Familiaritas yang ada di dalamnya juga semakin sempurna, karena Wregas Bhanuteja, sang sutradara, juga adalah alumni SMP Stella Duce 1 Yogyakarta (lulus tahun 2007) yang sudah pasti mampu memaksimalkan latar tempat secara natural.
Dengan berbagai situasi unik yang melatarbelakanginya, nonton film Budi Pekerti menjadi satu momen unik buat saya, karena berawal dari ajakan Guru semasa sekolah, yang ternyata ikut bermain di film tersebut.
Diluar urusan nostalgia, film yang masuk dalam 17 kategori nominasi di Festival Film Indonesia 2023 ini juga menjadi satu medium refleksi menarik.

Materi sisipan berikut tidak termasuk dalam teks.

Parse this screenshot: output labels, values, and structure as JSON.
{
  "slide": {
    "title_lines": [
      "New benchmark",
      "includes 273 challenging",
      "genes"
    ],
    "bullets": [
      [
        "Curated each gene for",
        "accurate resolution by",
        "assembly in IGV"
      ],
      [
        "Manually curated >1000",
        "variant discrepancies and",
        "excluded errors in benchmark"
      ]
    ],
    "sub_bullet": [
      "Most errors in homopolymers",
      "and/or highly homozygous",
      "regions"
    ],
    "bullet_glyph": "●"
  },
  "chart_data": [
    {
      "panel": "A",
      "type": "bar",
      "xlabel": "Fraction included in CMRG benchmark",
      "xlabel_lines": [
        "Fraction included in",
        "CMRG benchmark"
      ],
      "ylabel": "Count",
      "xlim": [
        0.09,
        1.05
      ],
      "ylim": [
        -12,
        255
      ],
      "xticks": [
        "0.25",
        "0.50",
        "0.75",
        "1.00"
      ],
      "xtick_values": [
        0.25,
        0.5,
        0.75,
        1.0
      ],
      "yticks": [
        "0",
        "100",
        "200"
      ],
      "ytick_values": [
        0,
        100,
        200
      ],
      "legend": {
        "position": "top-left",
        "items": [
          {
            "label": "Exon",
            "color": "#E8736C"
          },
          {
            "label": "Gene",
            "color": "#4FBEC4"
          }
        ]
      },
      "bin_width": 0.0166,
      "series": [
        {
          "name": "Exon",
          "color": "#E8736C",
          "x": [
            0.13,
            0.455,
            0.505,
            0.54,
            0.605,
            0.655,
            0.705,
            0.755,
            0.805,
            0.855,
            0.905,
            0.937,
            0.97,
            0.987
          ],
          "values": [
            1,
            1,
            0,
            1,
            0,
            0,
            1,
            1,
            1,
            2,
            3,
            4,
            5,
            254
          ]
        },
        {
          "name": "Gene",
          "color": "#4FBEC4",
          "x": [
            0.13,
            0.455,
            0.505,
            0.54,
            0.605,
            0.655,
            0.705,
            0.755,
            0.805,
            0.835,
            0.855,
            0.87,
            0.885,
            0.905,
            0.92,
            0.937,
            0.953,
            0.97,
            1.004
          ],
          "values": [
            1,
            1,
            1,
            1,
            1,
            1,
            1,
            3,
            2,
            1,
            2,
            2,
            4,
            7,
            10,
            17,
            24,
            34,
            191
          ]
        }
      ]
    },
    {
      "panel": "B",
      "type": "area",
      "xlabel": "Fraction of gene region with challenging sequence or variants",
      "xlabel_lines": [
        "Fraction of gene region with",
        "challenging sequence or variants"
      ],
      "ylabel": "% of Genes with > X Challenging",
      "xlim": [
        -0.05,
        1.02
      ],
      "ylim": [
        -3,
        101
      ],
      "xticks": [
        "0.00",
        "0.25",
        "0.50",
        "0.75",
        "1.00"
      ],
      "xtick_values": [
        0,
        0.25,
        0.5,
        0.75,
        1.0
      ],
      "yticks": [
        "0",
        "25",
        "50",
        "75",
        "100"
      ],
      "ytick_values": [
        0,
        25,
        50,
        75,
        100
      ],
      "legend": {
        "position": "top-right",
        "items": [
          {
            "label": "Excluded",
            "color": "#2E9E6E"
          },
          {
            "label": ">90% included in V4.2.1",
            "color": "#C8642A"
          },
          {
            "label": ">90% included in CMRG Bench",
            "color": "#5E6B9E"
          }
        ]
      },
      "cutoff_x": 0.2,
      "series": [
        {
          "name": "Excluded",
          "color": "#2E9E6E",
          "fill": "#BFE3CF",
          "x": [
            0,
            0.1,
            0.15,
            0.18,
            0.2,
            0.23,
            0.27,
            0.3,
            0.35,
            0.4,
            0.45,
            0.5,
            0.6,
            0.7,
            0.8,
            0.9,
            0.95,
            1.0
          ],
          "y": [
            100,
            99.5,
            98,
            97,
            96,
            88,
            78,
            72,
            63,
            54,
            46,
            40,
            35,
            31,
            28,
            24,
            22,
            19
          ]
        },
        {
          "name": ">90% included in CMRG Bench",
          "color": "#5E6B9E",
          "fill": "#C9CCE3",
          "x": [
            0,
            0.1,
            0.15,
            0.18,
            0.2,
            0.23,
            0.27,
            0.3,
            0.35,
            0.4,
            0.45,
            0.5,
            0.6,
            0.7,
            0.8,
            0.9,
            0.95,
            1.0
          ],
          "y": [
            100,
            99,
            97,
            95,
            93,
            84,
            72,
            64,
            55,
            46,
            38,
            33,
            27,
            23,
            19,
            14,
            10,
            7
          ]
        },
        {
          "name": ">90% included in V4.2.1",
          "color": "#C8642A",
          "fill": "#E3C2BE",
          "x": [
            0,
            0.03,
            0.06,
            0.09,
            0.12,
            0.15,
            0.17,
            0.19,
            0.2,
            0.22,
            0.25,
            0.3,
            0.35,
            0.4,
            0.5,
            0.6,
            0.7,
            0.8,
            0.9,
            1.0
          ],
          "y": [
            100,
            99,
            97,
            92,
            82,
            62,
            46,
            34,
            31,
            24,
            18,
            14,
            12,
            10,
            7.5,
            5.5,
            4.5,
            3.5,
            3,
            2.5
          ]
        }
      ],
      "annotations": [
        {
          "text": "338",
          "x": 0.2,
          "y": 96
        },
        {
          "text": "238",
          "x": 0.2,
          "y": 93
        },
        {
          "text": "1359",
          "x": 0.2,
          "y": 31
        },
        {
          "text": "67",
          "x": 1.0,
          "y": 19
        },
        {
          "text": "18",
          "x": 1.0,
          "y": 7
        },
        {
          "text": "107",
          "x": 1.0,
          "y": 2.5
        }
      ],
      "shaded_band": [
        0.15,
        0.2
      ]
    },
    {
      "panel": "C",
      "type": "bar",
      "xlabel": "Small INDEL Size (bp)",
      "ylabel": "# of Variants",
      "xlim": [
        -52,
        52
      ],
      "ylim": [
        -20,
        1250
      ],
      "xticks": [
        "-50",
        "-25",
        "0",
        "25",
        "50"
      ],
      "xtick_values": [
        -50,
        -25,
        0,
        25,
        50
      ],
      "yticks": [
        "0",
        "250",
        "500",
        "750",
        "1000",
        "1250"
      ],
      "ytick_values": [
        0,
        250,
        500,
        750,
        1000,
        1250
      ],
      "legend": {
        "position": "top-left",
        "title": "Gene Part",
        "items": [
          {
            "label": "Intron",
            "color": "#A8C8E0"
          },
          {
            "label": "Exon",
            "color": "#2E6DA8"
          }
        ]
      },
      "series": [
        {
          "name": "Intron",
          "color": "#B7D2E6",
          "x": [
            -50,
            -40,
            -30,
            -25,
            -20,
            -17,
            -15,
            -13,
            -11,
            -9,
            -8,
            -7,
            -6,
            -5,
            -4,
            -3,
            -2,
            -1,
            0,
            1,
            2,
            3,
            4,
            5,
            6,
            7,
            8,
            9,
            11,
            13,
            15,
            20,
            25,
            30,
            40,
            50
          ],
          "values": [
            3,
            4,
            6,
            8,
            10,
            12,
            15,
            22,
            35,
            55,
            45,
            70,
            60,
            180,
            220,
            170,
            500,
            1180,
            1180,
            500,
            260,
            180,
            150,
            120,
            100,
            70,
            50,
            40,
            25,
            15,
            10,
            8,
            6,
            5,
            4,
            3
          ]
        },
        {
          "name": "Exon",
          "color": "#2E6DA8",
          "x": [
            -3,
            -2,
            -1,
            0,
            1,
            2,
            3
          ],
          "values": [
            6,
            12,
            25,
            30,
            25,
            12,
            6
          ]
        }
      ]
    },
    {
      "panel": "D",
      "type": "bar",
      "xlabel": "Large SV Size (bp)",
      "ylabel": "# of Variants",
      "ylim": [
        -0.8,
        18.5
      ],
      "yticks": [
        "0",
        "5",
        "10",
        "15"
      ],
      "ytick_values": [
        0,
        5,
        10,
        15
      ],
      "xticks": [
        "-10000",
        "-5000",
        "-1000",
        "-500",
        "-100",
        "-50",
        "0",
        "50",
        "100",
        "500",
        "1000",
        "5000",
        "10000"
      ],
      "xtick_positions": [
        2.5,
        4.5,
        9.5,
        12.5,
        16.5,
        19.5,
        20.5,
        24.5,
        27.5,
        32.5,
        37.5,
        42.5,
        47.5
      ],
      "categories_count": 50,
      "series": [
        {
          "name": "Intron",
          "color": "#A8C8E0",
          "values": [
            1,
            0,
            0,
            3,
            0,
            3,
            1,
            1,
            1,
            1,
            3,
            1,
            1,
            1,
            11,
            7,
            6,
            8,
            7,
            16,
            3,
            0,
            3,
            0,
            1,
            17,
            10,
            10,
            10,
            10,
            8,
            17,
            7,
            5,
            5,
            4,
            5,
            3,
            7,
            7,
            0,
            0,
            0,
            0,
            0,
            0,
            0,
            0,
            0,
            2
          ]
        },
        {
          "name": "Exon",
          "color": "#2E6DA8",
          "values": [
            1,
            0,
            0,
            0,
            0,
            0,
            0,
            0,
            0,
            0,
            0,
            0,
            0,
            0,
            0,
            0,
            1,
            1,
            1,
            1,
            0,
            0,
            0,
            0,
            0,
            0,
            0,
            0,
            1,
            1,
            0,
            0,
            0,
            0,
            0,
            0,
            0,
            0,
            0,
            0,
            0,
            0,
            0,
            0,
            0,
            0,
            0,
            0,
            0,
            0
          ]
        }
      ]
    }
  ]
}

Memang, film berdurasi 110 menit ini banyak menggunakan situasi kehidupan sehari-hari Bu Prani (Sha Ine Febriyanti) sebagai seorang guru BK.
Tapi, ketika sudut pandang tokoh-tokoh lain ikut dilibatkan, lengkap dengan ragam fenomena kekinian yang ada, Budi Pekerti menjadi sebuah pengingat, betapa ekstrem dinamika masyarakat era media sosial, khususnya di Indonesia.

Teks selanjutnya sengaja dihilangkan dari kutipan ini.